As we all know, the relationship between we, humans, and the planet is at the core of the paradigm shift towards collaborative solutions which is so absolutely needed for our species to survive. To this aim, education is a pre-condition and multi-stakeholder and multi-disciplinary events are the best tools to get to know all the ideas, actors and tools which can be mobilized to manage global issues as oceans’ pollution and global warming. For all these reasons I am glad to pass word about this timely international on-line school. The only regret I have is that I cannot attend it myself as I will be busy in another not less topical on-line conference whose title is “How Democracy Survives: the Crises of the Nation State” (the subject for the next post!)
The International Oceans-Climate School, running on-line from October 28 to November 1 2020 will be an “exploratorium”: a participant-oriented forum for the hands-on, collaborative exploration of known issues through a new lens with the purpose of opening up pragmatic, action-oriented pathways to progress.

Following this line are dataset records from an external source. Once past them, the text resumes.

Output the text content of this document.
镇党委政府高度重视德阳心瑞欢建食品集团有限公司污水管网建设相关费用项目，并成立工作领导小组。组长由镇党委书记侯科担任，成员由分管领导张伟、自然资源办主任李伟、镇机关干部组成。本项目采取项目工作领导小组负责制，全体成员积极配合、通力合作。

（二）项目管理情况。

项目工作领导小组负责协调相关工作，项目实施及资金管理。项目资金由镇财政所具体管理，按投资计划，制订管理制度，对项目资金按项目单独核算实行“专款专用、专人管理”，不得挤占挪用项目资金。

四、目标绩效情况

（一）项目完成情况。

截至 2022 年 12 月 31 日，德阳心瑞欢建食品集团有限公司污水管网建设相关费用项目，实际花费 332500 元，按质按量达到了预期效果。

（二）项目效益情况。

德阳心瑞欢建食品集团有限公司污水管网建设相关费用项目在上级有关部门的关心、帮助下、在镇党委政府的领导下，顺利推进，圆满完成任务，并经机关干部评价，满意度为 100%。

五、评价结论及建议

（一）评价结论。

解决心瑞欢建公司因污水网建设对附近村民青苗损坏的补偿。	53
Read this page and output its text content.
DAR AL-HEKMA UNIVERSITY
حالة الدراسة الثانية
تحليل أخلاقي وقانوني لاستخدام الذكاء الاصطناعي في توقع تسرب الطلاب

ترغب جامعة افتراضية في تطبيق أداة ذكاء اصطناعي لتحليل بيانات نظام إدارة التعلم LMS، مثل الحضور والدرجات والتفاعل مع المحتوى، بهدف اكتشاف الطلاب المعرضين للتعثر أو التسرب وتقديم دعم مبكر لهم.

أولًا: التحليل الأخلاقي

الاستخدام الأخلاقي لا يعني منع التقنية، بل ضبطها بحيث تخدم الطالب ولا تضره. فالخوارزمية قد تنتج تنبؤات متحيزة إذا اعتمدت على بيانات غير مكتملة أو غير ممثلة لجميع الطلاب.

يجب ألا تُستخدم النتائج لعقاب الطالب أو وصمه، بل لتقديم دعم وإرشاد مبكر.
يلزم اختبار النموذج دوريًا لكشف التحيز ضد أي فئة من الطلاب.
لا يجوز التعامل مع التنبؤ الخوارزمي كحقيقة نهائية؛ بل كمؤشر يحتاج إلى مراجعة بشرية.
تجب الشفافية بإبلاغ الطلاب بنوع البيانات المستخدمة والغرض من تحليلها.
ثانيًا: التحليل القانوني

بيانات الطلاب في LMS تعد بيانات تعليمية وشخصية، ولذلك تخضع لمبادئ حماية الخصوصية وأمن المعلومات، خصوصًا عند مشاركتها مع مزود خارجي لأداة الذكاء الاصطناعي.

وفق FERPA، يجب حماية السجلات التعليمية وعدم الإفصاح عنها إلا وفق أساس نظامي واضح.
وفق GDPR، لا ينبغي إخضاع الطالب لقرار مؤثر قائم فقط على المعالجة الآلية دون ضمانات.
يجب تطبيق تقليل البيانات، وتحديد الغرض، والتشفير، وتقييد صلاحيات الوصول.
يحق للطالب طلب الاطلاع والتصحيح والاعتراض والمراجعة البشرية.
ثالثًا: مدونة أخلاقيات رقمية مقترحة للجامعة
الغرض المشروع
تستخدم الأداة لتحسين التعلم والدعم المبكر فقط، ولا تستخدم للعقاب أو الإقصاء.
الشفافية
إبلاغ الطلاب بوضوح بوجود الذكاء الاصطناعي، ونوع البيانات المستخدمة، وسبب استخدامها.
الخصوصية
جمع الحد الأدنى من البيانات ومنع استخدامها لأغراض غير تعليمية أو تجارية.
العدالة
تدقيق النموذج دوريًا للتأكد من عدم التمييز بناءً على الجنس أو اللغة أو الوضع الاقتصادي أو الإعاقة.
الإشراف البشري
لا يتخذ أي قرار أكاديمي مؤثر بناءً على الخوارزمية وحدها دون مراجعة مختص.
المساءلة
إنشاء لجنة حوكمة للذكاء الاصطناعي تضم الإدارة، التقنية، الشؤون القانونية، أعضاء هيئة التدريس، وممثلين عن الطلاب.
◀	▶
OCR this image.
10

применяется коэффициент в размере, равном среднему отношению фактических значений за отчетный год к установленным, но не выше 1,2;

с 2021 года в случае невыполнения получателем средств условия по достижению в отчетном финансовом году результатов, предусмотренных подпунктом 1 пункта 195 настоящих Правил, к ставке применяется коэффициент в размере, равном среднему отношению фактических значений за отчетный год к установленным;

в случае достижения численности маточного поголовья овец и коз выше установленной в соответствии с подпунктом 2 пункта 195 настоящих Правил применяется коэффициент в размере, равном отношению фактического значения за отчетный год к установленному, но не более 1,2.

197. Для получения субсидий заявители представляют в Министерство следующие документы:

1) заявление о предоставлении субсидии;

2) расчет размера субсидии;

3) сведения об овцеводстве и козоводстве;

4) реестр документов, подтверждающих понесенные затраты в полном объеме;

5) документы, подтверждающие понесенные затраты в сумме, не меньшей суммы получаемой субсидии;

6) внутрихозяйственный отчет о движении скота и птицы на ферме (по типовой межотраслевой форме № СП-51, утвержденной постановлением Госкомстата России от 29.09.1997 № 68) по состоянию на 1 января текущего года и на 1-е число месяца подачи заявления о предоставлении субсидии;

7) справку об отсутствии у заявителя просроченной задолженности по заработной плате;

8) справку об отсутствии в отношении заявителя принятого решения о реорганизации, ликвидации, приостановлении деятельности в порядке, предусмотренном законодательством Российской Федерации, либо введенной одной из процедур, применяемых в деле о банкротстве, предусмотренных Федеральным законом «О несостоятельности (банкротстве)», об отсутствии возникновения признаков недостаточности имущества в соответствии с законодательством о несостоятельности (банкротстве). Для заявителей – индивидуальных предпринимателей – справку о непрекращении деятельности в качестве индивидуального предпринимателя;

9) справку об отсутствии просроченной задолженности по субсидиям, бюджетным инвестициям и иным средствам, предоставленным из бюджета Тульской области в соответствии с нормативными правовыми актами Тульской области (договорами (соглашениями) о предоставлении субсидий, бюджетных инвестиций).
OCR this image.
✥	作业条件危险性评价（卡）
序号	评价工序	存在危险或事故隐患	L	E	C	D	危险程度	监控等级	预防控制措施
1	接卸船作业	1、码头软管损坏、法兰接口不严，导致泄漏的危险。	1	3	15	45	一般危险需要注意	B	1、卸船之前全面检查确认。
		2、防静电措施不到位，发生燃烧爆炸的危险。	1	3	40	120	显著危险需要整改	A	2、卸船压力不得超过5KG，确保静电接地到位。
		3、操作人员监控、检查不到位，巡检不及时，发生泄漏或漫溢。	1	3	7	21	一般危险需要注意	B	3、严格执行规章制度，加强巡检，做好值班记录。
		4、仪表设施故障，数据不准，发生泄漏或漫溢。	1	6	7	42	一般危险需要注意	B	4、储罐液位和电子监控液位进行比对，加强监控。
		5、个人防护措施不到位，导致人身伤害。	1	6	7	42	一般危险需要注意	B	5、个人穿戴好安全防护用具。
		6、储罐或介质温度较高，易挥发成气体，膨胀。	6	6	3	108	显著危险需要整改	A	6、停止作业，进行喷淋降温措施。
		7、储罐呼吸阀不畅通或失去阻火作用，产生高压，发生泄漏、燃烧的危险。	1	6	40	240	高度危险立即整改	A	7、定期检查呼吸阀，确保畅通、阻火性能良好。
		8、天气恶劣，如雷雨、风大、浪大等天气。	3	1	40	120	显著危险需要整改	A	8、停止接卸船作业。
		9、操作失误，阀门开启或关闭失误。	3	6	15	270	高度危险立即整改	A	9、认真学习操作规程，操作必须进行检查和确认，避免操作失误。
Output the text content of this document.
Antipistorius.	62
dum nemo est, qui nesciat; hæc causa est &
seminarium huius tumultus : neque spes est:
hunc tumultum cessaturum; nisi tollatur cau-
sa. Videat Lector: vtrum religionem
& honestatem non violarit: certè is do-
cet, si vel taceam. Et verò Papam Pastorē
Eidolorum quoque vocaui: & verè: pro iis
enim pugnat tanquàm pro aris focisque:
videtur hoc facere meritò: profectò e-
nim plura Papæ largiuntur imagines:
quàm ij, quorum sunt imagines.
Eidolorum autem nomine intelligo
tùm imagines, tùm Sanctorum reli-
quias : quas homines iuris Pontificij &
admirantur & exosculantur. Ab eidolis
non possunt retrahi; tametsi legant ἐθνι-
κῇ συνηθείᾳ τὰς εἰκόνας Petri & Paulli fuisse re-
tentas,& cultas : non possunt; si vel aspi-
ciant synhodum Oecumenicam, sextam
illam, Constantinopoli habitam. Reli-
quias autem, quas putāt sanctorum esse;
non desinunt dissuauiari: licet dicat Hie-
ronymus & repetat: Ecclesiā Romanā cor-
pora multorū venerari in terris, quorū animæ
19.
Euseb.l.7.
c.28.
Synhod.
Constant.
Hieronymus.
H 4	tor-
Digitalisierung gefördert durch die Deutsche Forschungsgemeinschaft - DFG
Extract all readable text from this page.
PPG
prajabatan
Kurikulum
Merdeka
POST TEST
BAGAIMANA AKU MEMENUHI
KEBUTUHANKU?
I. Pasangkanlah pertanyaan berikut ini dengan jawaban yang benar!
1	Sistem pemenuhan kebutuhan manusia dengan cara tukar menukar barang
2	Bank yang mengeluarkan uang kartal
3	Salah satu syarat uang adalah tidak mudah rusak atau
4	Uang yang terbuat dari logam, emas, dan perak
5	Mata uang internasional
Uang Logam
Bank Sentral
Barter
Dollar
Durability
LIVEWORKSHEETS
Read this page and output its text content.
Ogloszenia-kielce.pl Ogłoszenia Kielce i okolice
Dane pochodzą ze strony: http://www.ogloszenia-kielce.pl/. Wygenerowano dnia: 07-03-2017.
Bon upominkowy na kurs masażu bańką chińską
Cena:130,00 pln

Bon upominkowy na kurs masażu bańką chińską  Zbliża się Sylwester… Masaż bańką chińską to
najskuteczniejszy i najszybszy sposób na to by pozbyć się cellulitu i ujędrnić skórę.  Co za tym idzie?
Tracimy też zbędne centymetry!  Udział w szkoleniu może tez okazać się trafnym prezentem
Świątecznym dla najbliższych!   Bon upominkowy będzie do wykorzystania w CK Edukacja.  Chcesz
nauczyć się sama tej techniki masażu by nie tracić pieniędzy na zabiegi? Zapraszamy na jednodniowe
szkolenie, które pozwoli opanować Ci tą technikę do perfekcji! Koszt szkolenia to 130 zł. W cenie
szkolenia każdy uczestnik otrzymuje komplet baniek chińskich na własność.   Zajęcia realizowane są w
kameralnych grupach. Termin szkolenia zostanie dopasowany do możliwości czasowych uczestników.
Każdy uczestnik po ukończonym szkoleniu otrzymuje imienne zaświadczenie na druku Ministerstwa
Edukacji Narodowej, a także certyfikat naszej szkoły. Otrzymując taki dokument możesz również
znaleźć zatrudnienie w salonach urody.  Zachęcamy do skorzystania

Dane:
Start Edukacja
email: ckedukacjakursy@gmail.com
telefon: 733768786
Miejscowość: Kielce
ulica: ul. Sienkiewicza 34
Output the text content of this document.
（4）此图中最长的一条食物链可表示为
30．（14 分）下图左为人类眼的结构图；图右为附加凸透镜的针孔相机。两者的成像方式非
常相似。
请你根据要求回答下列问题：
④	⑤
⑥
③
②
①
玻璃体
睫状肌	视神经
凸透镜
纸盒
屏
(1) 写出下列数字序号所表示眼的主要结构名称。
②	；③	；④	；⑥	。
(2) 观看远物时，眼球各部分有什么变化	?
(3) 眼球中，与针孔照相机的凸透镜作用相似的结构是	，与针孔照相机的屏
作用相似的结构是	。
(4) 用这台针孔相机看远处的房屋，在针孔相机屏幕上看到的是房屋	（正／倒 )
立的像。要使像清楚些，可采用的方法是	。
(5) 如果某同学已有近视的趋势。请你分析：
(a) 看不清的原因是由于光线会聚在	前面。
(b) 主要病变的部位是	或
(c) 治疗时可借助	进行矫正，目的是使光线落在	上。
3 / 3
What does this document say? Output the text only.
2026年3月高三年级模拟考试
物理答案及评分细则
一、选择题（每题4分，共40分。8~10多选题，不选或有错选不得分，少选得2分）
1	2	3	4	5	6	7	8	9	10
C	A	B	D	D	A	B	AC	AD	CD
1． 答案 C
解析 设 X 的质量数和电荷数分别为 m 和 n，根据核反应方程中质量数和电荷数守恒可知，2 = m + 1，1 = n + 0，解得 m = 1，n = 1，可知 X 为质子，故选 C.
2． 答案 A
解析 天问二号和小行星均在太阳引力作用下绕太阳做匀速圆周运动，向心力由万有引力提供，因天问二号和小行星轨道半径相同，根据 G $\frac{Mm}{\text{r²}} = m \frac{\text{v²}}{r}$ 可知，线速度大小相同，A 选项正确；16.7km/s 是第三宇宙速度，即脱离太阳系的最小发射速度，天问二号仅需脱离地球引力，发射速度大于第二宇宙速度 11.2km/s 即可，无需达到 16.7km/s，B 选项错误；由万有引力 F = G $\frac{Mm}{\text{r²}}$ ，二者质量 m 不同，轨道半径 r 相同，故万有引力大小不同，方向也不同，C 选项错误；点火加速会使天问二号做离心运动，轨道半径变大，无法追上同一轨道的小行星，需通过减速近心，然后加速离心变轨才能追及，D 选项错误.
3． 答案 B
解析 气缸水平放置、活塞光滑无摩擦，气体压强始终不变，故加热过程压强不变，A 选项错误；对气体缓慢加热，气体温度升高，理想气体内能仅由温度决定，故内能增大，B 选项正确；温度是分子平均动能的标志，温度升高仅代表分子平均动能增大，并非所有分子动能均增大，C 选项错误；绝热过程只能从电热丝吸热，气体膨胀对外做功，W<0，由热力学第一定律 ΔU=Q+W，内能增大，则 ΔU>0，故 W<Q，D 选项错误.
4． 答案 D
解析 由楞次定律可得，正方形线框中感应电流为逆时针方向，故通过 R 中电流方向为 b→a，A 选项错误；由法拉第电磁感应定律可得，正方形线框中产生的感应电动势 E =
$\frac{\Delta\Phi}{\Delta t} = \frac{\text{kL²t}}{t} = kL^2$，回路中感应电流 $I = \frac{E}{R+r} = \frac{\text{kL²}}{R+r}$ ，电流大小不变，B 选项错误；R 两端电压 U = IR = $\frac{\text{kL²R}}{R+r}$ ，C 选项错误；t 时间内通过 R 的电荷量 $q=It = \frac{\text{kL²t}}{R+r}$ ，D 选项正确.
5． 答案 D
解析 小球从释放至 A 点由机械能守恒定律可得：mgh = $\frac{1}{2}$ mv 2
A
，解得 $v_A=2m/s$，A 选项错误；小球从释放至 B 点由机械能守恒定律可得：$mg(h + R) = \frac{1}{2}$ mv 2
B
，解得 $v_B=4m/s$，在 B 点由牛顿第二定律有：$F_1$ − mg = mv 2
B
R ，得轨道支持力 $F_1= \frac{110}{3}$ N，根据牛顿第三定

It is open to all stakeholders with an interest in the well-being of our oceans, especially the Mediterranean. The School will be of interest to organizations that and people who have a stake in planning and acting for the future of the oceans, especially the future of the Mediterranean, as it will be shaped by accelerating global warming and climate change.
Stakeholders may include: Researchers, decision makers, citizens, scientists, students, activists, environmental organizations, NGOs, scientific institutions, local and central government agencies and their representatives, business and industry, local politicians, health, tourism, utilities, military and transport.
The Oceans-Climate School is an official event of the Intergovernmental Oceanographic Commission (IOC) of UNESCO, as part of the UN Decade of Ocean Science for Sustainable Development.